Rex Ybañez
| Special to the News-Leader
This week’s guest is Rex Ybañez, who lives in Springfield, Missouri. He first discovered writing when he was eight years old. Rex writes professionally, but his favorite genre is poetry. A project that he has especially enjoyed working on since 2023 is creating spaces for local artists and finding intersections between housing justice and the arts through Springfield Tenants Unite, the local tenant union. One unique fact about Ybañez is that he has been a published poet, a grant writer, a content writer for businesses and nonprofit organizations, a featured guest in local columns, and a copy editor for K-12 science curriculum. ~ David L Harrison
Spam, Mingus, and the making of a poet
I didn’t grow up knowing I’d become a poet. I grew up toggling between worlds — white, rural Bolivar during the week and the warm, bustling Filipino diaspora in Battlefield and Springfield on weekends. My dad never taught us Bisaya, but he made sure we were immersed in the culture. Even so, I always felt caught in between. Was I White? Filipino? Both? Neither?
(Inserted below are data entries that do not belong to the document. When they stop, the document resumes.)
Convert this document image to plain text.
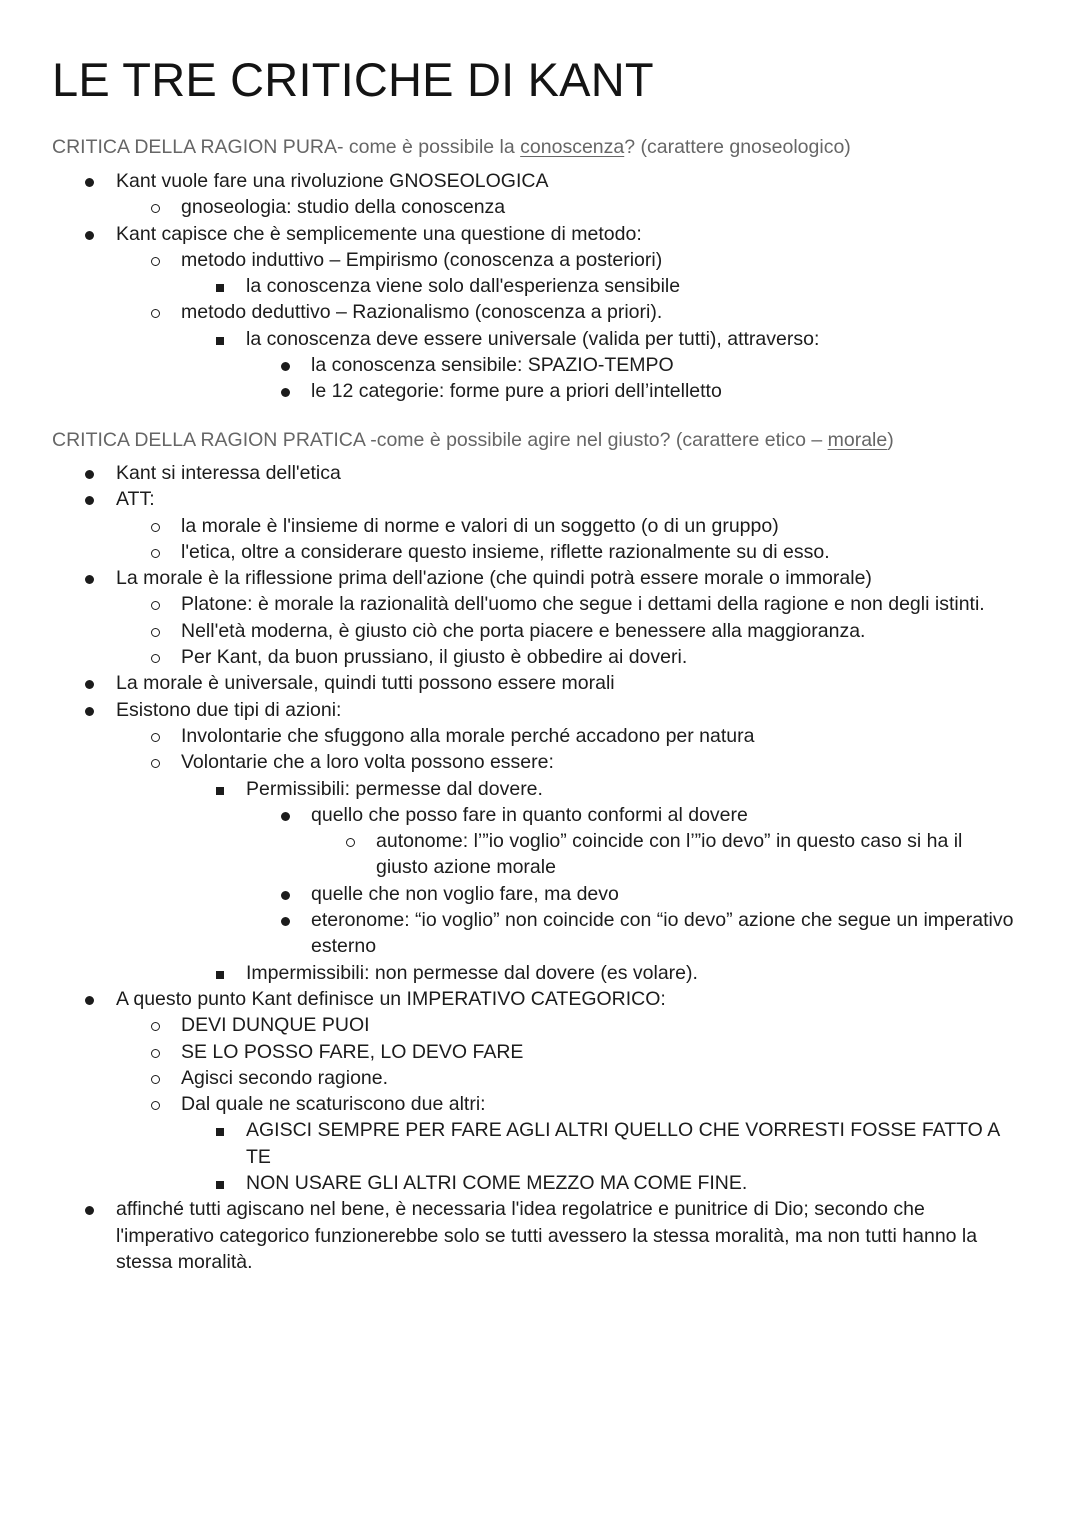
LE TRE CRITICHE DI KANT

CRITICA DELLA RAGION PURA- come è possibile la conoscenza? (carattere gnoseologico)

Kant vuole fare una rivoluzione GNOSEOLOGICA
gnoseologia: studio della conoscenza
Kant capisce che è semplicemente una questione di metodo:
metodo induttivo – Empirismo (conoscenza a posteriori)
la conoscenza viene solo dall'esperienza sensibile
metodo deduttivo – Razionalismo (conoscenza a priori).
la conoscenza deve essere universale (valida per tutti), attraverso:
la conoscenza sensibile: SPAZIO-TEMPO
le 12 categorie: forme pure a priori dell’intelletto

CRITICA DELLA RAGION PRATICA -come è possibile agire nel giusto? (carattere etico – morale)

Kant si interessa dell'etica
ATT:
la morale è l'insieme di norme e valori di un soggetto (o di un gruppo)
l'etica, oltre a considerare questo insieme, riflette razionalmente su di esso.
La morale è la riflessione prima dell'azione (che quindi potrà essere morale o immorale)
Platone: è morale la razionalità dell'uomo che segue i dettami della ragione e non degli istinti.
Nell'età moderna, è giusto ciò che porta piacere e benessere alla maggioranza.
Per Kant, da buon prussiano, il giusto è obbedire ai doveri.
La morale è universale, quindi tutti possono essere morali
Esistono due tipi di azioni:
Involontarie che sfuggono alla morale perché accadono per natura
Volontarie che a loro volta possono essere:
Permissibili: permesse dal dovere.
quello che posso fare in quanto conformi al dovere
autonome: l’”io voglio” coincide con l’”io devo” in questo caso si ha il giusto azione morale
quelle che non voglio fare, ma devo
eteronome: “io voglio” non coincide con “io devo” azione che segue un imperativo esterno
Impermissibili: non permesse dal dovere (es volare).
A questo punto Kant definisce un IMPERATIVO CATEGORICO:
DEVI DUNQUE PUOI
SE LO POSSO FARE, LO DEVO FARE
Agisci secondo ragione.
Dal quale ne scaturiscono due altri:
AGISCI SEMPRE PER FARE AGLI ALTRI QUELLO CHE VORRESTI FOSSE FATTO A TE
NON USARE GLI ALTRI COME MEZZO MA COME FINE.
affinché tutti agiscano nel bene, è necessaria l'idea regolatrice e punitrice di Dio; secondo che l'imperativo categorico funzionerebbe solo se tutti avessero la stessa moralità, ma non tutti hanno la stessa moralità.
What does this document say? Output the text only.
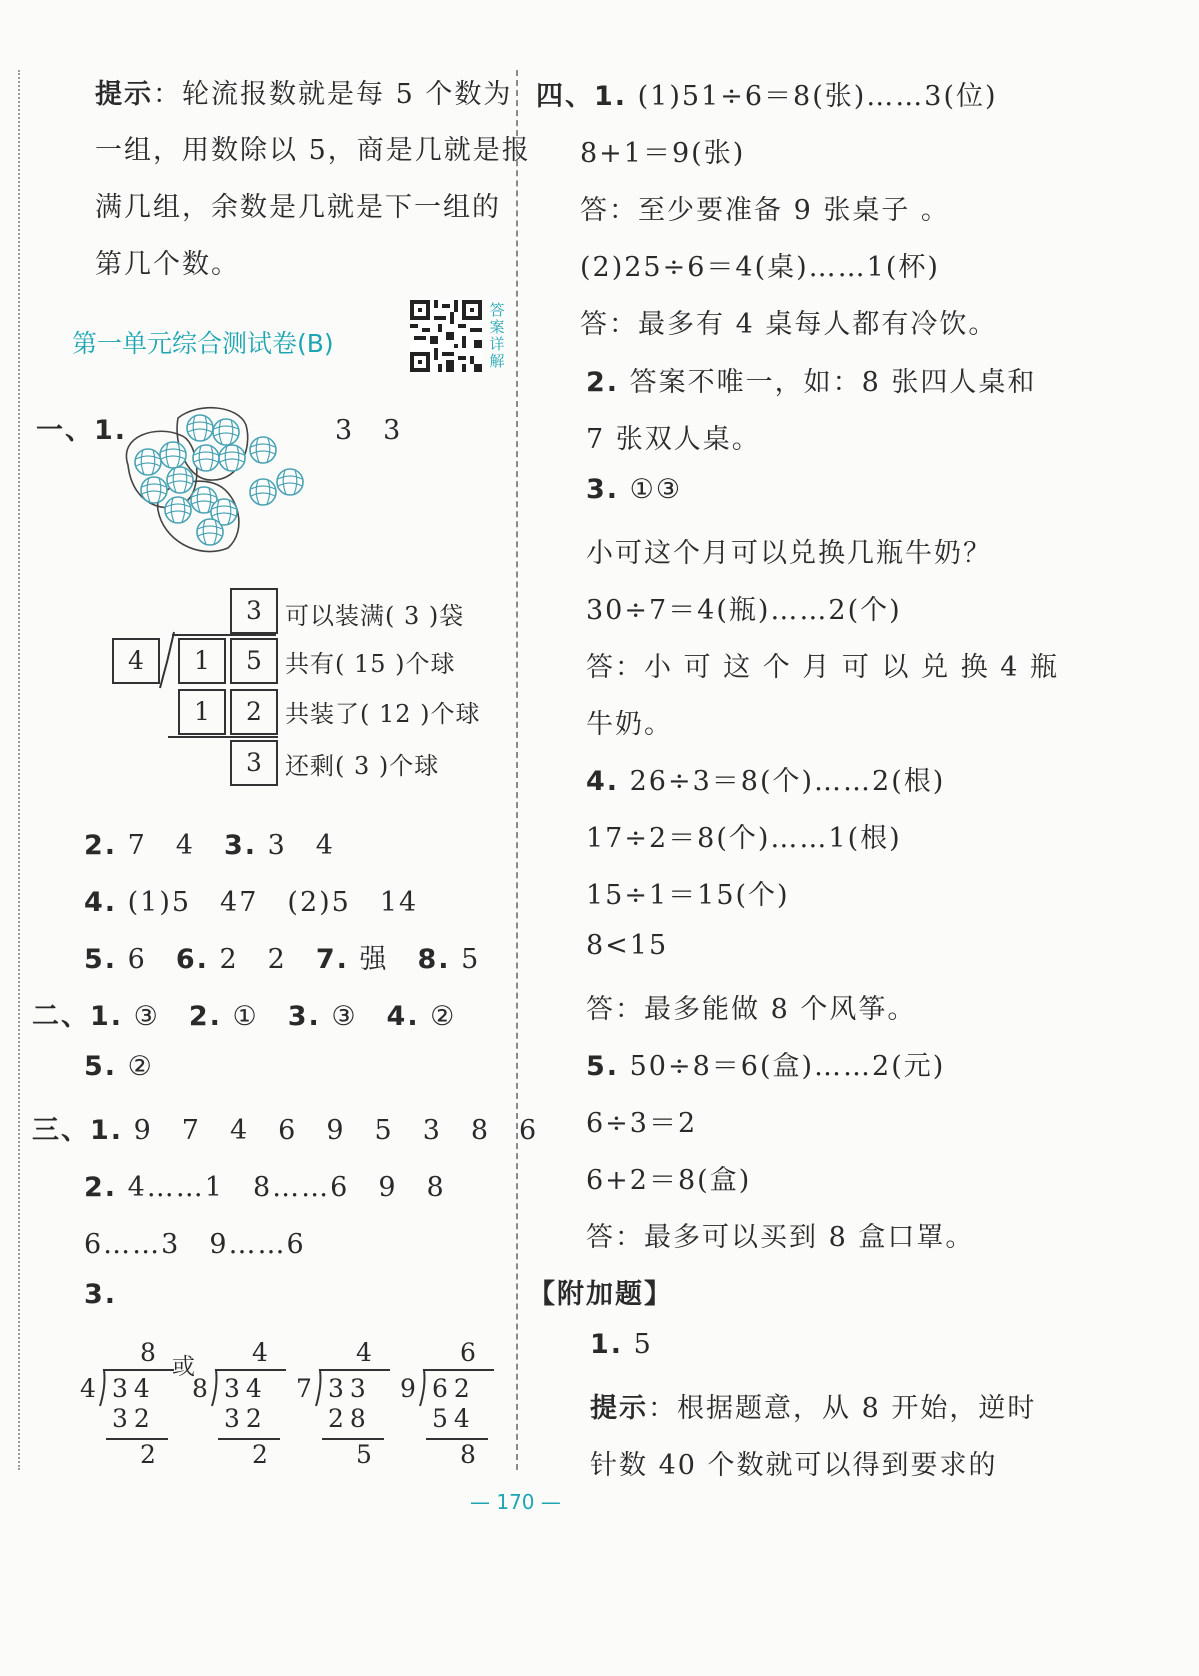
提示：轮流报数就是每 5 个数为
一组，用数除以 5，商是几就是报
满几组，余数是几就是下一组的
第几个数。
第一单元综合测试卷(B)
答
案
详
解
一、1.	3　3
3
4	1	5
1	2
3
可以装满( 3 )袋
共有( 15 )个球
共装了( 12 )个球
还剩( 3 )个球
2. 7　4　3. 3　4
4. (1)5　47　(2)5　14
5. 6　6. 2　2　7. 强　8. 5
二、1. ③　2. ①　3. ③　4. ②
5. ②
三、1. 9　7　4　6　9　5　3　8　6
2. 4……1　8……6　9　8
6……3　9……6
3.
或
8
4 34
32
2
4
8 34
32
2
4
7 33
28
5
6
9 62
54
8
四、1. (1)51÷6＝8(张)……3(位)
8+1＝9(张)
答：至少要准备 9 张桌子 。
(2)25÷6＝4(桌)……1(杯)
答：最多有 4 桌每人都有冷饮。
2. 答案不唯一，如：8 张四人桌和
7 张双人桌。
3. ①③
小可这个月可以兑换几瓶牛奶？
30÷7＝4(瓶)……2(个)
答：小 可 这 个 月 可 以 兑 换 4 瓶
牛奶。
4. 26÷3＝8(个)……2(根)
17÷2＝8(个)……1(根)
15÷1＝15(个)
8<15
答：最多能做 8 个风筝。
5. 50÷8＝6(盒)……2(元)
6÷3＝2
6+2＝8(盒)
答：最多可以买到 8 盒口罩。
【附加题】
1. 5
提示：根据题意，从 8 开始，逆时
针数 40 个数就可以得到要求的
— 170 —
In high school and college, I never read Filipino American writers. However, I studied African-American, Latin American, and world literature while earning my English degree at Southwest Baptist University, becoming the first Filipino American to graduate with an arts degree there in 2013. Still, I avoided writing about my heritage. It didn’t seem like poetry material.
That changed in 2018. At Missouri State University, I took a class on literary publication. During a discussion on diverse voices, I admitted I’d never written about race or identity. My professor challenged me: “Try it. There’s an audience for that.” I took her advice to heart.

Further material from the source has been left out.